In NN methodology, the sample is often subdivided into "training",

"validation", and "test" sets. The distinctions among these subsets are

crucial, but the terms "validation" and "test" sets are often confused.

There is no book in the NN literature more authoritative than Ripley (1996),

from which the following definitions are taken (p.354):

Training set:

   A set of examples used for learning, that is to fit the parameters [i.e.,

   weights] of the classifier.

Validation set:

   A set of examples used to tune the parameters [i.e., architecture, not

   weights] of a classifier, for example to choose the number of hidden

   units in a neural network.

Test set:

   A set of examples used only to assess the performance [generalization] of

   a fully-specified classifier.

Bishop (1995), another indispensable reference on neural networks, provides

the following explanation (p. 372):

   Since our goal is to find the network having the best performance on

   new data, the simplest approach to the comparison of different

   networks is to evaluate the error function using data which is

   independent of that used for training. Various networks are trained

   by minimization of an appropriate error function defined with respect

   to a training data set. The performance of the networks is then

   compared by evaluating the error function using an independent

   validation set, and the network having the smallest error with

   respect to the validation set is selected. This approach is called

   the hold out method. Since this procedure can itself lead to some

   overfitting to the validation set, the performance of the selected

   network should be confirmed by measuring its performance on a third

   independent set of data called a test set.

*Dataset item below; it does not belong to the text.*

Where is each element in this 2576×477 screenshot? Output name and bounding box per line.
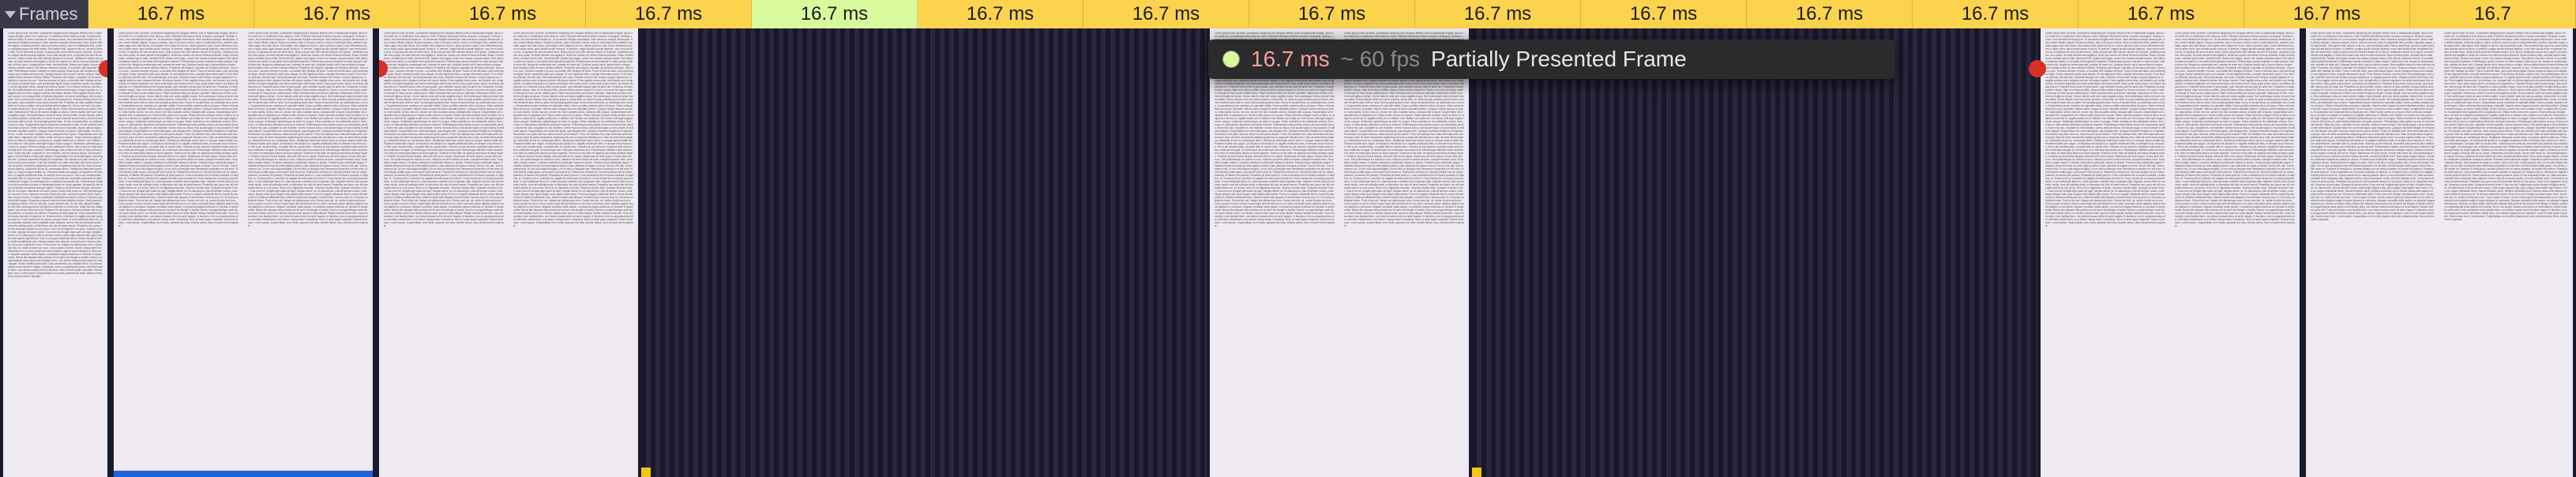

The literature on machine learning often reverses the meaning of

"validation" and "test" sets. This is the most blatant example of the

terminological confusion that pervades artificial intelligence research.

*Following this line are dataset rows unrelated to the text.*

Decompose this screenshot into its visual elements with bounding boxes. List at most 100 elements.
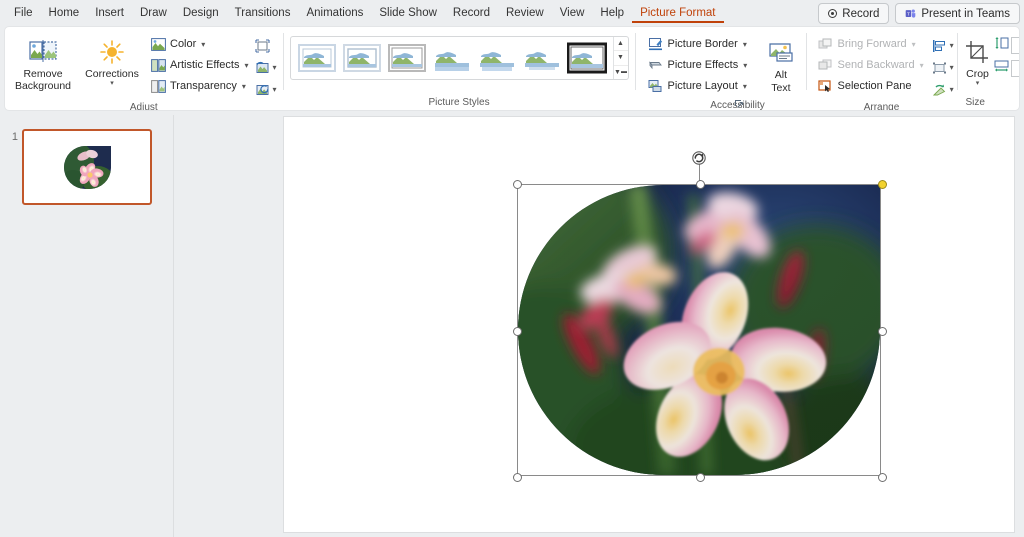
chevron-down-icon[interactable]: ▾ — [912, 40, 916, 49]
change-picture-button[interactable]: ▾ — [255, 58, 277, 77]
reset-picture-button[interactable]: ▾ — [255, 80, 277, 99]
transparency-button[interactable]: Transparency ▾ — [146, 76, 253, 96]
ribbon-group-label-size: Size — [965, 97, 985, 108]
selection-pane-label: Selection Pane — [837, 80, 912, 92]
handle-bottom-center[interactable] — [695, 473, 705, 482]
bring-forward-button[interactable]: Bring Forward ▾ — [814, 34, 928, 54]
picture-style-option-6[interactable] — [521, 41, 563, 75]
chevron-down-icon[interactable]: ▾ — [950, 85, 954, 94]
picture-style-option-1[interactable] — [296, 41, 338, 75]
picture-plumeria-flowers[interactable] — [518, 185, 880, 475]
color-label: Color — [170, 38, 197, 50]
handle-bottom-left[interactable] — [513, 473, 522, 482]
menu-item-help[interactable]: Help — [592, 3, 632, 23]
arrange-buttons: Bring Forward ▾ Send Backward ▾ Selectio… — [811, 32, 928, 96]
picture-style-option-5[interactable] — [476, 41, 518, 75]
selection-pane-icon — [818, 78, 834, 94]
shape-width-input[interactable] — [1010, 60, 1019, 77]
gallery-scroll-up-button[interactable]: ▲ — [613, 37, 628, 52]
artistic-effects-button[interactable]: Artistic Effects ▾ — [146, 55, 253, 75]
menu-item-animations[interactable]: Animations — [298, 3, 371, 23]
chevron-down-icon[interactable]: ▾ — [743, 61, 747, 70]
handle-middle-right[interactable] — [878, 326, 887, 336]
handle-top-right-adjustment[interactable] — [878, 180, 887, 189]
rotate-button[interactable]: ▾ — [932, 80, 954, 99]
menu-item-slide-show[interactable]: Slide Show — [371, 3, 445, 23]
chevron-down-icon[interactable]: ▾ — [743, 40, 747, 49]
artistic-effects-icon — [150, 57, 166, 73]
handle-top-center[interactable] — [695, 180, 705, 189]
chevron-down-icon[interactable]: ▾ — [743, 82, 747, 91]
compress-pictures-icon — [254, 38, 270, 53]
transparency-icon — [150, 78, 166, 94]
chevron-down-icon[interactable]: ▾ — [242, 82, 246, 91]
record-button[interactable]: Record — [818, 3, 890, 24]
rotate-icon — [932, 84, 945, 95]
menu-item-insert[interactable]: Insert — [87, 3, 132, 23]
accessibility-dialog-launcher[interactable] — [733, 98, 745, 110]
shape-height-icon — [994, 36, 1009, 55]
picture-style-option-4[interactable] — [431, 41, 473, 75]
align-button[interactable]: ▾ — [932, 36, 954, 55]
picture-style-option-3[interactable] — [386, 41, 428, 75]
menu-item-design[interactable]: Design — [175, 3, 227, 23]
selection-pane-button[interactable]: Selection Pane — [814, 76, 928, 96]
present-in-teams-button[interactable]: T Present in Teams — [895, 3, 1020, 24]
group-icon — [932, 62, 946, 73]
chevron-down-icon[interactable]: ▾ — [976, 80, 980, 87]
picture-style-option-7-selected[interactable] — [566, 41, 608, 75]
menu-item-draw[interactable]: Draw — [132, 3, 175, 23]
handle-bottom-right[interactable] — [878, 473, 887, 482]
shape-height-input[interactable] — [1010, 37, 1019, 54]
alt-text-button[interactable]: Alt Text — [760, 32, 801, 97]
gallery-scroll-down-button[interactable]: ▼ — [613, 51, 628, 66]
chevron-down-icon[interactable]: ▾ — [110, 80, 114, 87]
teams-icon: T — [905, 8, 916, 19]
picture-style-option-2[interactable] — [341, 41, 383, 75]
gallery-more-button[interactable]: ▼ ▬ — [614, 66, 628, 79]
chevron-down-icon[interactable]: ▾ — [950, 63, 954, 72]
menu-item-transitions[interactable]: Transitions — [227, 3, 299, 23]
slide-thumbnail-1[interactable] — [22, 129, 152, 205]
slide-canvas[interactable] — [284, 117, 1014, 532]
handle-top-left[interactable] — [513, 180, 522, 189]
chevron-down-icon[interactable]: ▾ — [920, 61, 924, 70]
menu-item-record[interactable]: Record — [445, 3, 498, 23]
chevron-down-icon[interactable]: ▾ — [273, 63, 277, 72]
corrections-button[interactable]: Corrections ▾ — [78, 32, 146, 89]
shape-width-row — [994, 59, 1019, 78]
menu-item-home[interactable]: Home — [41, 3, 88, 23]
picture-selection-frame[interactable] — [513, 151, 887, 482]
menu-item-view[interactable]: View — [552, 3, 593, 23]
handle-middle-left[interactable] — [513, 326, 522, 336]
remove-background-button[interactable]: Remove Background — [9, 32, 77, 95]
slide-number: 1 — [11, 131, 18, 143]
rotate-handle[interactable] — [691, 150, 707, 166]
picture-border-button[interactable]: Picture Border ▾ — [644, 34, 752, 54]
slide-thumbnail-pane[interactable]: 1 — [0, 115, 174, 537]
group-button[interactable]: ▾ — [932, 58, 954, 77]
chevron-down-icon[interactable]: ▾ — [273, 85, 277, 94]
send-backward-button[interactable]: Send Backward ▾ — [814, 55, 928, 75]
brightness-icon — [99, 37, 125, 67]
record-button-label: Record — [842, 7, 880, 20]
chevron-down-icon[interactable]: ▾ — [201, 40, 205, 49]
ribbon-group-picture-styles: ▲ ▼ ▼ ▬ Picture Styles — [284, 27, 635, 110]
picture-effects-button[interactable]: Picture Effects ▾ — [644, 55, 752, 75]
menu-item-file[interactable]: File — [6, 3, 41, 23]
bring-forward-label: Bring Forward — [837, 38, 907, 50]
chevron-down-icon[interactable]: ▾ — [244, 61, 248, 70]
crop-button[interactable]: Crop ▾ — [962, 32, 994, 89]
picture-styles-scrollbar[interactable]: ▲ ▼ ▼ ▬ — [612, 37, 628, 79]
menu-item-picture-format[interactable]: Picture Format — [632, 3, 724, 23]
picture-effects-label: Picture Effects — [667, 59, 739, 71]
shape-width-icon — [994, 59, 1009, 78]
picture-format-buttons: Picture Border ▾ Picture Effects ▾ Pictu… — [640, 32, 752, 96]
compress-pictures-button[interactable] — [254, 36, 277, 55]
color-button[interactable]: Color ▾ — [146, 34, 253, 54]
artistic-effects-label: Artistic Effects — [170, 59, 240, 71]
picture-layout-button[interactable]: Picture Layout ▾ — [644, 76, 752, 96]
alt-text-icon — [767, 38, 795, 68]
chevron-down-icon[interactable]: ▾ — [950, 41, 954, 50]
menu-item-review[interactable]: Review — [498, 3, 552, 23]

The crucial point is that a test set, by the standard definition in the NN

literature, is never used to choose among two or more networks, so that the

error

on the test set provides an unbiased estimate of the generalization error

(assuming that the test set is representative of the population, etc.). Any

data set that is used to choose the best of two or more networks is, by

definition, a validation set, and the error of the chosen network on the

validation set is optimistically biased.

There is a problem with the usual distinction between training and

validation sets. Some training approaches, such as early stopping, require a

validation set, so in a sense, the validation set is used for training.

Other approaches, such as maximum likelihood, do not inherently require a

validation set. So the "training" set for maximum likelihood might encompass

both the "training" and "validation" sets for early stopping. Greg Heath has

suggested the term "design" set be used for cases that are used solely to

adjust the weights in a network, while "training" set be used to encompass

both design and validation sets. There is considerable merit to this

suggestion, but it has not yet been widely adopted.

But things can get more complicated. Suppose you want to train nets with 5

,10, and 20 hidden units using maximum likelihood, and you want to train

nets with 20 and 50 hidden units using early stopping. You also want to use

a validation set to choose the best of these various networks. Should you

use the same validation set for early stopping that you use for the final

network choice, or should you use two separate validation sets? That is, you

could divide the sample into 3 subsets, say A, B, C and proceed as follows:

 o Do maximum likelihood using A.

 o Do early stopping with A to adjust the weights and B to decide when to

   stop (this makes B a validation set).

 o Choose among all 3 nets trained by maximum likelihood and the 2 nets

   trained by early stopping based on the error computed on B (the

   validation set).

 o Estimate the generalization error of the chosen network using C (the test

   set).

Or you could divide the sample into 4 subsets, say A, B, C, and D and

proceed as follows:

 o Do maximum likelihood using A and B combined.

 o Do early stopping with A to adjust the weights and B to decide when to

   stop (this makes B a validation set with respect to early stopping).

 o Choose among all 3 nets trained by maximum likelihood and the 2 nets

   trained by early stopping based on the error computed on C (this makes C

   a second validation set).

 o Estimate the generalization error of the chosen network using D (the test

   set).

Or, with the same 4 subsets, you could take a third approach:

 o Do maximum likelihood using A.

 o Choose among the 3 nets trained by maximum likelihood based on the error

   computed on B (the first validation set)

 o Do early stopping with A to adjust the weights and B (the first

   validation set) to decide when to stop.

 o Choose among the best net trained by maximum likelihood and the 2 nets

   trained by early stopping based on the error computed on C (the second

   validation set).

 o Estimate the generalization error of the chosen network using D (the test

   set).

You could argue that the first approach is biased towards choosing a net

trained by early stopping. Early stopping involves a choice among a

potentially large number of networks, and therefore provides more

opportunity for overfitting the validation set than does the choice among

only 3 networks trained by maximum likelihood. Hence if you make the final

choice of networks using the same validation set (B) that was used for early

stopping, you give an unfair advantage to early stopping. If you are writing

an article to compare various training methods, this bias could be a serious

flaw. But if you are using NNs for some practical application, this bias

might not matter at all, since you obtain an honest estimate of

generalization error using C.

You could also argue that the second and third approaches are too wasteful

in their use of data. This objection could be important if your sample

contains 100 cases, but will probably be of little concern if your sample

contains 100,000,000 cases. For small samples, there are other methods that

make more efficient use of data; see "What are cross-validation and

bootstrapping?"

References:

   Bishop, C.M. (1995), Neural Networks for Pattern Recognition, Oxford:

   Oxford University Press.

   Ripley, B.D. (1996) Pattern Recognition and Neural Networks, Cambridge:

   Cambridge University Press.

   Tsypkin, Y. (1971), Adaptation and Learning in Automatic Systems, NY:

   Academic Press.